# Mig Wire Spool Tangle



## JohnAspinall (May 23, 2015)

I'm wondering if anyone can figure out what the problem here is.  Nearing the end of a 2lb spool of 0.030" steel wire in my (Miller 211) welder, and the wire is hanging up on the spool.  A closer look shows that the loop of wire that is one turn away from coming off the spool has trapped the outgoing wire underneath it.  Pic should make it clearer.


When I clear the problem, it happens again a few turns later.

At first I thought this was too little tension on the spool, letting it unwind too much and creating loose loops.  But cranking the tension up didn't do much.  I also backed off the tension, which didn't do much either until the whole spool was starting to unwind which was clearly bad.

So, suggestions?


----------



## Ken_Shea (May 23, 2015)

John,
No familiar with the Miller 211, does it have a feed tension on the wire it'self or just on the spool of wire?
Seems that it may be hanging up as it goes through the liner creating a small loop then feed continues but now wire tightens on the crossed loop. Presume the tip is clean.


----------



## JimDawson (May 23, 2015)

Normally I would say that's a tension issue, but you have already addressed that.  If possible have somebody watch it while you're welding, or just stand there feed wire until it fails again and see what is causing it.


----------



## Franko (May 23, 2015)

I looks like there is an overlap that's made a knot. If that's the case, you'd need to pull the spool off the spindle or pull the wire out of the liner and drive wheels to untie it. I can't think of a way a knot could be made while the spool was rolled, but it could have happend if you took the spool off recently and and somehow the tag end was threaded under a loop when you reinstalled it.


----------



## JohnAspinall (May 24, 2015)

Good questions:



Franko said:


> I looks like there is an overlap that's made a knot. ...



It's like a slip knot, where the outgoing wire tucks under the next loop, then comes out again the same side.  I've had the spool off completely to make sure the wire started out wound properly.



Ken_Shea said:


> No familiar with the Miller 211, does it have a feed tension on the wire itself or just on the spool of wire?

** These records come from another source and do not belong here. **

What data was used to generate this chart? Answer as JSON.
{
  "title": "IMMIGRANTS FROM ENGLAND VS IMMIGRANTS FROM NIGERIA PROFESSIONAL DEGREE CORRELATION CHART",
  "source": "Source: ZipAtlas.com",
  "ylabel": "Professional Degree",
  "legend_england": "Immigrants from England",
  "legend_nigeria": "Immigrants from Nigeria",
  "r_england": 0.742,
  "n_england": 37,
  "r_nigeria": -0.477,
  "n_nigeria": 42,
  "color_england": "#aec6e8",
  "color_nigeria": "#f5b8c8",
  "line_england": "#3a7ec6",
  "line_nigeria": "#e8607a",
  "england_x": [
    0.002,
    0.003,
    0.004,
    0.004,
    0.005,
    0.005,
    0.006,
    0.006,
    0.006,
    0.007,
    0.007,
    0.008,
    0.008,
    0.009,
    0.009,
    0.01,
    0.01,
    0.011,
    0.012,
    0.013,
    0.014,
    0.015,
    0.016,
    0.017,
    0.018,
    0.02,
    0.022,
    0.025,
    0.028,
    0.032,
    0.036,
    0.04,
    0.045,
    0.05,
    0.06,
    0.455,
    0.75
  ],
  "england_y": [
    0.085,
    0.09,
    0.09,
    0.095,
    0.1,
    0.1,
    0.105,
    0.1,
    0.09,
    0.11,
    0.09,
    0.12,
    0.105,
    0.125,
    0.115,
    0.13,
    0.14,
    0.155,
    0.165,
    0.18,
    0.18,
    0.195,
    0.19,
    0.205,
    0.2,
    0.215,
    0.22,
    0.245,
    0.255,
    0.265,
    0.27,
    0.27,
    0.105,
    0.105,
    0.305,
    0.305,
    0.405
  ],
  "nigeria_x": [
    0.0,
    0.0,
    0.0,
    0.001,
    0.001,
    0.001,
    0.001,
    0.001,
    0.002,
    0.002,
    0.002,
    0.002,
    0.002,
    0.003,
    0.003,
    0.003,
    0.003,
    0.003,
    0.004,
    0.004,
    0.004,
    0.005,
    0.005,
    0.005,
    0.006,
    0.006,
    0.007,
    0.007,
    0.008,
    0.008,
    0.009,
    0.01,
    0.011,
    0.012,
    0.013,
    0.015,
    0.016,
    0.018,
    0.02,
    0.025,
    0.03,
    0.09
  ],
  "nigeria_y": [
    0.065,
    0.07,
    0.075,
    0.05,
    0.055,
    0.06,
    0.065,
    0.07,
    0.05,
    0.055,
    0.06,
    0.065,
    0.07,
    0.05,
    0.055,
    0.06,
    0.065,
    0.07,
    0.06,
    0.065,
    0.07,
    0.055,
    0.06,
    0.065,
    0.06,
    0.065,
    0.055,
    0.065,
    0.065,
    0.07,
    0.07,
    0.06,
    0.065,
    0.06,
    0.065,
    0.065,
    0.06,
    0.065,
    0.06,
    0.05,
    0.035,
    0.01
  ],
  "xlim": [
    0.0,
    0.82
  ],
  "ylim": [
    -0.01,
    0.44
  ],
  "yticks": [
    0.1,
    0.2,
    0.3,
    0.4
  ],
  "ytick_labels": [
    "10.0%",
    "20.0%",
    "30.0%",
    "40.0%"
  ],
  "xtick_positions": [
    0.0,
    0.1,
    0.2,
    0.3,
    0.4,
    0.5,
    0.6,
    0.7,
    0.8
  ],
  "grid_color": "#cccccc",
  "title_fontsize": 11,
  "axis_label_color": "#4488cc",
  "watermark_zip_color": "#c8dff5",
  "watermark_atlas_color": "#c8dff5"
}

Just a spring loaded nut squeezing the spool.



Ken_Shea said:


> Seems that it may be hanging up as it goes through the liner creating a small loop then feed continues but now wire tightens on the crossed loop. Presume the tip is clean.



Yes, that was kind of my model of what was happening.  But the spool is "upstream" of the drive rollers, and liner is "downstream".  I can't figure out how a disturbance downstream in the liner could be felt at the spool.  Making a birds nest at the entry to the liner would be more likely, I'd think.

Yes, I tried it with a clean tip.

Thanks for the feedback, I'll keep experimenting.


----------



## Franko (May 24, 2015)

JohnAspinall said:


> Good questions:
> It's like a slip knot, where the outgoing wire tucks under the next loop, then comes out again the same side.  I've had the spool off completely to make sure the wire started out wound properly.



The slip knot couldn't have happened while it was spooled up. It had to have happened when you changed the wire. The only way to untie the knot is to pull the tag end of the wire out of the stinger and feed roll and untie it. Or, you can remove the spool and untie it.


----------



## turnitupper (May 25, 2015)

This exact thing has happened to me when changing spools. You snip off the wire blob at the torch, release the rollers and wind back the spool thinking that you can grab the wire as it leaves the liner because you don't want to put your filthy hands on the shiny spool. As you see the end of the wire emerging you have just enough time to see the first layer of wire turn onto something ALIVE. This is the time to slap your dirty paw over the spool to kill it. A clean piece if material held on the roll remedies this and negates the need for ungodly adjectives. Rewinding the spool is when you get your wires crossed.
John


----------



## RJSakowski (May 25, 2015)

Franko said:


> The slip knot couldn't have happened while it was spooled up. It had to have happened when you changed the wire. The only way to untie the knot is to pull the tag end of the wire out of the stinger and feed roll and untie it. Or, you can remove the spool and untie it.



A single half hitch knot cannot happen if both ends of the wire are contained.  However, two half hitches in opposite directions can.  Think of the way your bandsaw blades are coiled; they are a closed loop and you can't tie a half hitch in one but the coils definitely overlap.  

Such an occurrence can happen if the wire is momentarily loosened.  As the spool diameter decreases, the torque created on the spool by the roller drive decreases but the torque applied by the drag on the spool spindle remains constant.  This in effect reduces the tension on the wire allowing it to unspool and windings to cross, creating the knot. Additionally, as the diameter of the spool decreases, the force created by the coiled wire trying to unwind increases, adding to the effect.  A slight increase in the friction caused by bending the torch cable or by the wire sticking in the tip or hitting the work would be enough to momentarily upset the balance of forces and create the knot.

I would try increasing the tension on the rollers and on the spool. 

In more than sixty years of dealing with auto-tied knots, I am convinced that rope, fishing line, string, cable, and wire were the first sentient entities in the universe.


----------